À ce stade, les circonstances favorables requises sont les suivantes : la mère doit continuer à être vivante et disponible, disponible physiquement et disponible dans le sens où elle n’est pas préoccupée par autre chose. Il faut trouver la mère-objet pour survivre aux épisodes dirigés par l’instinct et qui ont maintenant acquis toute la force des fantasmes du sadisme oral et des autres conséquences de la fusion. De même, la mère-environnement a une fonction particulière qui est de continuer à être elle-même, à faire preuve d’empathie à l’égard de son enfant, à être là pour recevoir le geste spontané et en être heureuse.
Le fantasme qui accompagne les pulsions instinctuelles vigoureuses contient l’attaque et la destruction. Non seulement le petit enfant imagine qu’il mange l’objet, mais il désire aussi prendre possession du contenu de celui-ci. Si l’objet n’est pas détruit, c’est grâce à sa propre capacité de survie et non parce que le bébé le protège. C’est l’un des aspects du tableau.
L’autre aspect concerne la relation du nourrisson avec la mère-environnement. De ce point de vue, il se peut que la protection de la mère soit si importante que l’enfant devienne inhibé ou qu’il se détourne.

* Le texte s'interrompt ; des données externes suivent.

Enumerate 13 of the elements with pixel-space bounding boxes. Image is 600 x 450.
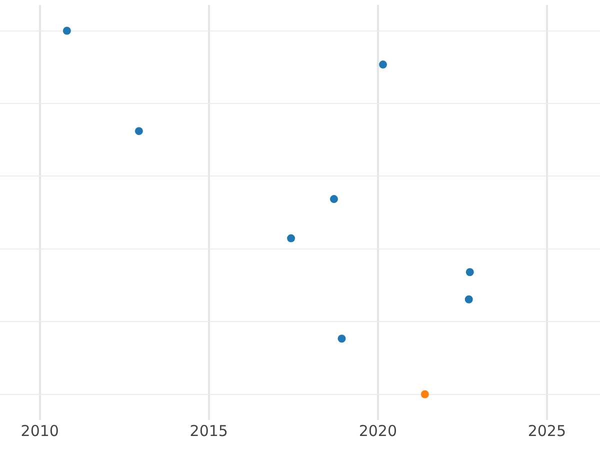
point bbox=[378, 60, 387, 69]
point bbox=[330, 195, 338, 204]
point bbox=[62, 26, 71, 35]
point bbox=[338, 334, 346, 343]
point bbox=[464, 295, 473, 304]
point bbox=[420, 390, 429, 398]
x-tick-label: 2020 bbox=[358, 422, 398, 440]
point bbox=[466, 268, 474, 276]
x-tick-label: 2010 bbox=[20, 422, 59, 440]
point bbox=[287, 234, 296, 242]
point bbox=[134, 127, 143, 136]
x-tick-label: 2015 bbox=[190, 422, 228, 440]
x-tick-label: 2025 bbox=[528, 422, 566, 440]
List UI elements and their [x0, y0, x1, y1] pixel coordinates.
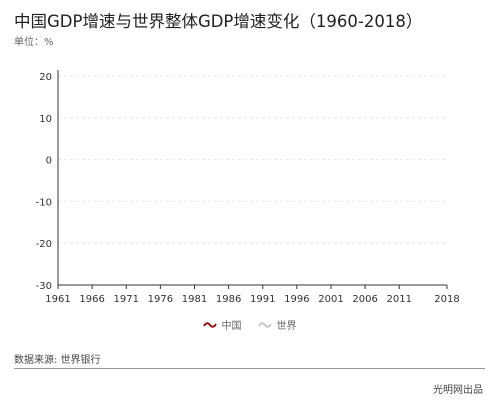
legend-label-china: 中国 — [221, 321, 242, 332]
publisher-credit: 光明网出品 — [433, 385, 483, 396]
x-tick-label: 1976 — [148, 294, 173, 305]
chart-title: 中国GDP增速与世界整体GDP增速变化（1960-2018） — [14, 12, 423, 31]
x-tick-label: 1996 — [284, 294, 309, 305]
y-tick-label: 0 — [46, 156, 52, 167]
x-tick-label: 1981 — [182, 294, 207, 305]
legend: 中国 世界 — [0, 317, 499, 332]
unit-label: 单位：% — [14, 37, 54, 48]
x-tick-label: 2011 — [387, 294, 412, 305]
y-tick-label: -30 — [36, 281, 52, 292]
legend-label-world: 世界 — [276, 321, 297, 332]
x-tick-label: 2018 — [434, 294, 459, 305]
x-tick-label: 1986 — [216, 294, 241, 305]
y-tick-label: 20 — [39, 72, 52, 83]
x-tick-label: 1991 — [250, 294, 275, 305]
x-tick-label: 1961 — [45, 294, 70, 305]
x-tick-label: 1971 — [114, 294, 139, 305]
x-tick-label: 1966 — [79, 294, 104, 305]
x-tick-label: 2006 — [352, 294, 377, 305]
legend-item-world[interactable]: 世界 — [257, 317, 297, 332]
y-tick-label: 10 — [39, 114, 52, 125]
x-tick-label: 2001 — [318, 294, 343, 305]
legend-item-china[interactable]: 中国 — [202, 317, 242, 332]
y-tick-label: -10 — [36, 197, 52, 208]
data-source: 数据来源: 世界银行 — [14, 355, 101, 366]
wave-icon — [202, 321, 217, 328]
wave-icon — [257, 321, 272, 328]
y-tick-label: -20 — [36, 239, 52, 250]
divider — [14, 368, 485, 369]
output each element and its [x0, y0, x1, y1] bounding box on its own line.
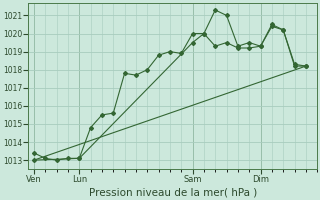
- X-axis label: Pression niveau de la mer( hPa ): Pression niveau de la mer( hPa ): [89, 187, 257, 197]
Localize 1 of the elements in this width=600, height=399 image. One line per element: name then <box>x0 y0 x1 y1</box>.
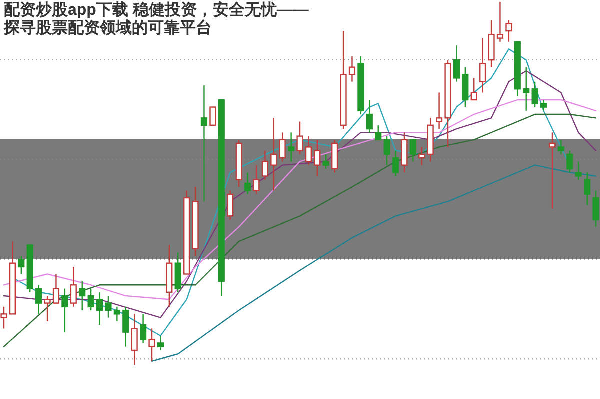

Nous avons là un élément positif dans l’expérience que le nourrisson a du sevrage et l’une des raisons pour lesquelles certains nourrissons se sèvrent d’eux-mêmes.
Si tout se passe bien, une technique s’établit pour résoudre cette forme complexe d’ambivalence : te nourrisson éprouve de l’angoisse parce qu’il perdra sa mère s’il la dévore ; toutefois, cette angoisse est modifiée par le fait qu’il a une contribution à faire à la mère-environnement. Il devient de plus en plus certain que des occasions lui seront données d’apporter un élément à la mère-environnement, de lui offrir quelque chose et cette certitude le rend capable de contenir l’angoisse. L’angoisse retenue de cette façon se transforme qualitativement et devient sentiment de culpabilité.

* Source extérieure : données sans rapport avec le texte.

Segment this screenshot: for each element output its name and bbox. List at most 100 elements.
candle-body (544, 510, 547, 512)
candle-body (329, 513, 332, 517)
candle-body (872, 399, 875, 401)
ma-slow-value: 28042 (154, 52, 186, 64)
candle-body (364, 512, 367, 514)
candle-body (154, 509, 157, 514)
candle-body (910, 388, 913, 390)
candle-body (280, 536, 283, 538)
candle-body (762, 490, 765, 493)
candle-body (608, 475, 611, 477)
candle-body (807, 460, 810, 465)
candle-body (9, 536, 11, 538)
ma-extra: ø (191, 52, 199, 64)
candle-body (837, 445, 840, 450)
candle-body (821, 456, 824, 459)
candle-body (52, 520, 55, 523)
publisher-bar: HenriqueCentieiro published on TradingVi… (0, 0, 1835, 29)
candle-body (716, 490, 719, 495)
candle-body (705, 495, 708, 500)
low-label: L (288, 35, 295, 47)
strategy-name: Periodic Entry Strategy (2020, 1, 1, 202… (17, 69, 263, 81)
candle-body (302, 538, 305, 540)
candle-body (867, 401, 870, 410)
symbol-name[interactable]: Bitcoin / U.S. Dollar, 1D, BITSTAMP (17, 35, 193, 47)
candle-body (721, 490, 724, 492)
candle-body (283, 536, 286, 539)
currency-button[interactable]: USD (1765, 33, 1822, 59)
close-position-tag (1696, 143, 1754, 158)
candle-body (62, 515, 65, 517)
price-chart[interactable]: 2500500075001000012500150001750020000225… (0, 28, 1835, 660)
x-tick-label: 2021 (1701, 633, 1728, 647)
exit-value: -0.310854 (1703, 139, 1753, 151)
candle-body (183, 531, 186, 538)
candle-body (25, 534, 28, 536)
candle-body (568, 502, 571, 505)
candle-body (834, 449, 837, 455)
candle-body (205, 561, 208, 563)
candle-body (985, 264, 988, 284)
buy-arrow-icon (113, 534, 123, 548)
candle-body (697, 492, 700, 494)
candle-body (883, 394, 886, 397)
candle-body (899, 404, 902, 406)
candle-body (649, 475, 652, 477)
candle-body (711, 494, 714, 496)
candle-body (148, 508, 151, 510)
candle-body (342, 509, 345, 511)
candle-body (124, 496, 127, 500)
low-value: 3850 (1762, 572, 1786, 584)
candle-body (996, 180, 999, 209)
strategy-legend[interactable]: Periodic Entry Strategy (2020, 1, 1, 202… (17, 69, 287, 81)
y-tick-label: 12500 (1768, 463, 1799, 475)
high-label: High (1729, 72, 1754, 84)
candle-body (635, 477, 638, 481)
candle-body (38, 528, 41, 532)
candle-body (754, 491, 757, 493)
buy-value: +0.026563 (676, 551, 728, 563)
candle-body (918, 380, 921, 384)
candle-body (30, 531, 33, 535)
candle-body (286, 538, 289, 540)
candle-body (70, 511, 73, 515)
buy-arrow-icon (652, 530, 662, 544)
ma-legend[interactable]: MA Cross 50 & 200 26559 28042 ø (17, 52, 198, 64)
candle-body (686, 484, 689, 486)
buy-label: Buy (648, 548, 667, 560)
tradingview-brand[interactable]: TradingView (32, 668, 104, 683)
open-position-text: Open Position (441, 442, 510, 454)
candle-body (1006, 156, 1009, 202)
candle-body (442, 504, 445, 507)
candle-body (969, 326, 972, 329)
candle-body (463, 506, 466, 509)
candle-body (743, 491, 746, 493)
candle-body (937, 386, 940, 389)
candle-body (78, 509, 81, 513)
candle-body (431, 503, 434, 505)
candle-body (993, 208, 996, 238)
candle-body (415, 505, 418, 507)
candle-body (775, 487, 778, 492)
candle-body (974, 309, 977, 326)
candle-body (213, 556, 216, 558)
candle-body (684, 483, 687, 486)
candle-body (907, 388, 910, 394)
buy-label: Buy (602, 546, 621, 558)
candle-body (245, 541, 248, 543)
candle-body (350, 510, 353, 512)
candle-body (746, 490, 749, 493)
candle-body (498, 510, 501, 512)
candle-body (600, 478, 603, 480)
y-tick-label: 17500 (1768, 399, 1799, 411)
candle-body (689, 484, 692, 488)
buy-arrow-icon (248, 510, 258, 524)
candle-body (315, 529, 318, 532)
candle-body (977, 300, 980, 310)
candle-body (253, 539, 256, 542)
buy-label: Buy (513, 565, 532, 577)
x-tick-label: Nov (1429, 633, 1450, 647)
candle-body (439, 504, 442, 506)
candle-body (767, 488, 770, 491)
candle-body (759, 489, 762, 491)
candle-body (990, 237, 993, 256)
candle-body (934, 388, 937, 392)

Les pulsions instinctuelles conduisent à un usage sans pitié des objets, et ensuite à un sentiment de culpabilité qui est contenu et se trouve apaisé par l’offrande à la mère-environnement que le nourrisson pourra faire à certaines heures. Par ailleurs, les occasions de donner et de réparer, que la mère-environnement assure par sa présence régulière, permettent à l’enfant de vivre les pulsions du ça avec de plus en plus de hardiesse et. en d’autres termes, le libèrent de la vie instinctuelle. De cette façon, la culpabilité n’est pas ressentie, elle reste dormante ou en puissance et elle apparaît (comme la tristesse ou une humeur dépressive) seulement si l’occasion de réparer vient à manquer.
Lorsque s’est établie la confiance que ce cycle favorable se répétera et que des occasions se présenteront, la culpabilité relative aux pulsions instinctuelles se modifie à nouveau. C’est alors que nous avons besoin d’un terme plus positif comme celui de « sollicitude ». Le nourrisson est maintenant capable de se sentir impliqué, d’endosser la responsabilité de ses propres pulsions instinctuelles et des fonctions qui sont de leur ressort. Cela fournit l’un des éléments constructifs et fondamentaux du jeu et du travail. Toutefois, dans le processus d’évolution, c’est l’occasion de donner qui a permis que l’enfant soit capable de se sentir impliqué.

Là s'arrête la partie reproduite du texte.